2. Lindung Nilai Arus Kas
Untuk instrumen derivatif yang ditujukan untuk dan memenuhi persyaratan sebagai instrumen lindung
nilai arus kas dan untuk masing-masing transaksi yang dilindungi nilainya:
a. Laba/rugi bersih yang diakui pada periode pelaporan yang mencerminkan:

ketidakefektifan suatu lindung nilai dan

komponen laba/rugi instrumen derivatif, jika ada, yang dikecualikan dari penilaian
efektivitas suatu lindung nilai dan penjelasan mengenai dimana laba atau rugi
bersih dilaporkan, dalam laporan laba/rugi atau dalam laporan kinerja keuangan
yang lain.

b.

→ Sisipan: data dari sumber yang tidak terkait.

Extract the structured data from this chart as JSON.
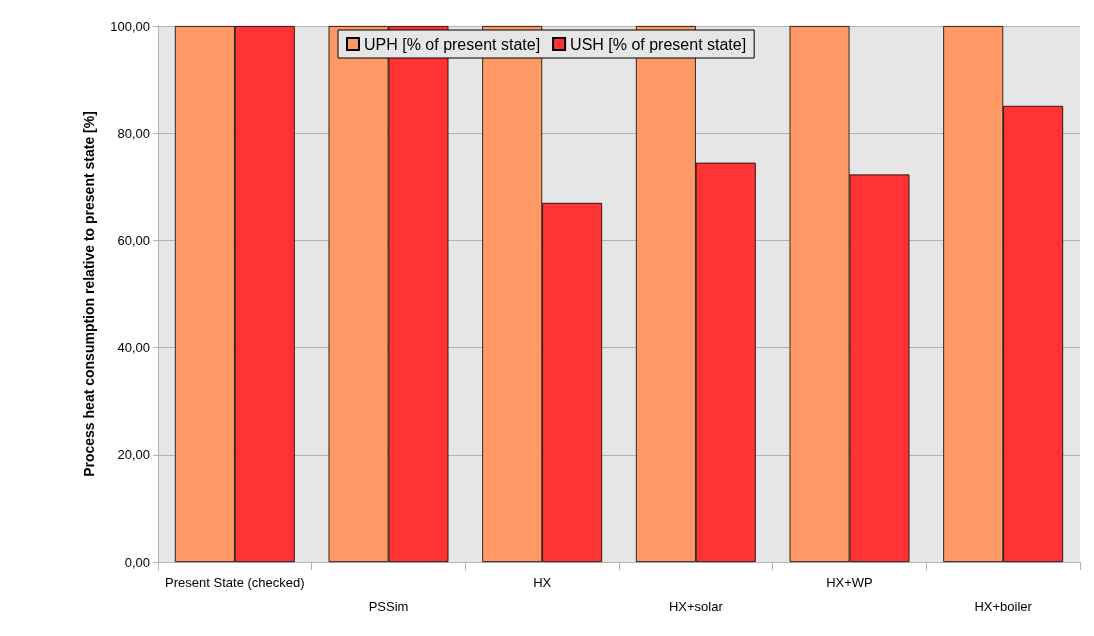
{
  "chart_data": {
    "type": "bar",
    "ylabel": "Process heat consumption relative to present state [%]",
    "categories": [
      "Present State (checked)",
      "PSSim",
      "HX",
      "HX+solar",
      "HX+WP",
      "HX+boiler"
    ],
    "series": [
      {
        "name": "UPH [% of present state]",
        "color": "#ff9966",
        "values": [
          100,
          100,
          100,
          100,
          100,
          100
        ]
      },
      {
        "name": "USH [% of present state]",
        "color": "#ff3333",
        "values": [
          100,
          100,
          67,
          74.5,
          72.3,
          85.1
        ]
      }
    ],
    "ylim": [
      0,
      100
    ],
    "yticks": [
      {
        "value": 0,
        "label": "0,00"
      },
      {
        "value": 20,
        "label": "20,00"
      },
      {
        "value": 40,
        "label": "40,00"
      },
      {
        "value": 60,
        "label": "60,00"
      },
      {
        "value": 80,
        "label": "80,00"
      },
      {
        "value": 100,
        "label": "100,00"
      }
    ],
    "grid": "y",
    "legend": "top"
  }
}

Penjelasan mengenai transaksi atau kejadian lain yang mengakibatkan reklasifikasi laba atau
rugi yang dilaporkan dalam akumulasi pendapatan komprehensif lain yang semula dilaporkan
terpisah dalam bagian ekuitas menjadi laba/rugi, dan perkiraan jumlah bersih atas laba atau
rugi yang tersisa pada tanggal pelaporan yang diperkirakan akan direklasifikasi menjadi
laba/rugi dalam periode 12 bulan mendatang.
c. Jangka waktu maksimum lindung nilai atas risiko fluktuasi arus kas pada masa yang akan
datang untuk transaksi yang diperkirakan akan terjadi kecuali perkiraan transaksi yang
berhubungan dengan pembayaran beban bunga mengambang atas instrumen keuangan yang
ada.
d. Jumlah laba atau rugi yang direklasifikasi sebagai laba/rugi akibat dari dihentikannya lindung
nilai arus kas, karena terdapat kemungkinan bahwa transaksi yang diperkirakan, tidak akan
terjadi.
3. Lindung Nilai atas Investasi Bersih pada Kegiatan Usaha di Luar Negeri
Untuk instrumen derivatif, dan instrumen non-derivatif yang dapat menimbulkan laba atau rugi transaksi
valuta asing, yang ditujukan untuk dan memenuhi persyaratan sebagai instrument lindung nilai risiko
valuta asing atas investasi bersih pada kegiatan usaha luar negeri, jumlah bersih laba/rugi yang
dimasukkan dalam penyesuaian penjabaran kumulatif (cumulative translation adjustments) selama
periode pelaporan diungkapkan.
Pengungkapan kuantitatif atas transaksi derivatif akan lebih bermanfaat, dan kemungkinan terjadinya
salah pengertian dapat dikurangi, jika informasi serupa mengenai instrumen keuangan lainnya atau aktiva

14

dan liabilitas non-keuangan yang berkaitan dengan instrumen derivatif karena suatu aktivitas, juga
diungkapkan.

Pelaporan Perubahan Komponen Ekuitas


Suatu entitas harus menyajikan laba/rugi dari instrument derivatif yang ditujukan dan memenuhi syarat
sebagai instrument lindung nilai arus kas, sebagai klasifikasi yang terpisah dalam bagian ekuitas lain.
Suatu entitas harus mengungkapkan secara terpisah saldo awal dan akhir akumulasi laba dan rugi
transaksi derivatif, perubahan bersih yang berhubungan transaksi lindung nilai pada periode berjalan, dan
jumlah bersih dari reklasifikasi ke dalam laba/rugi yang disajikan sebagai bagian ekuitas.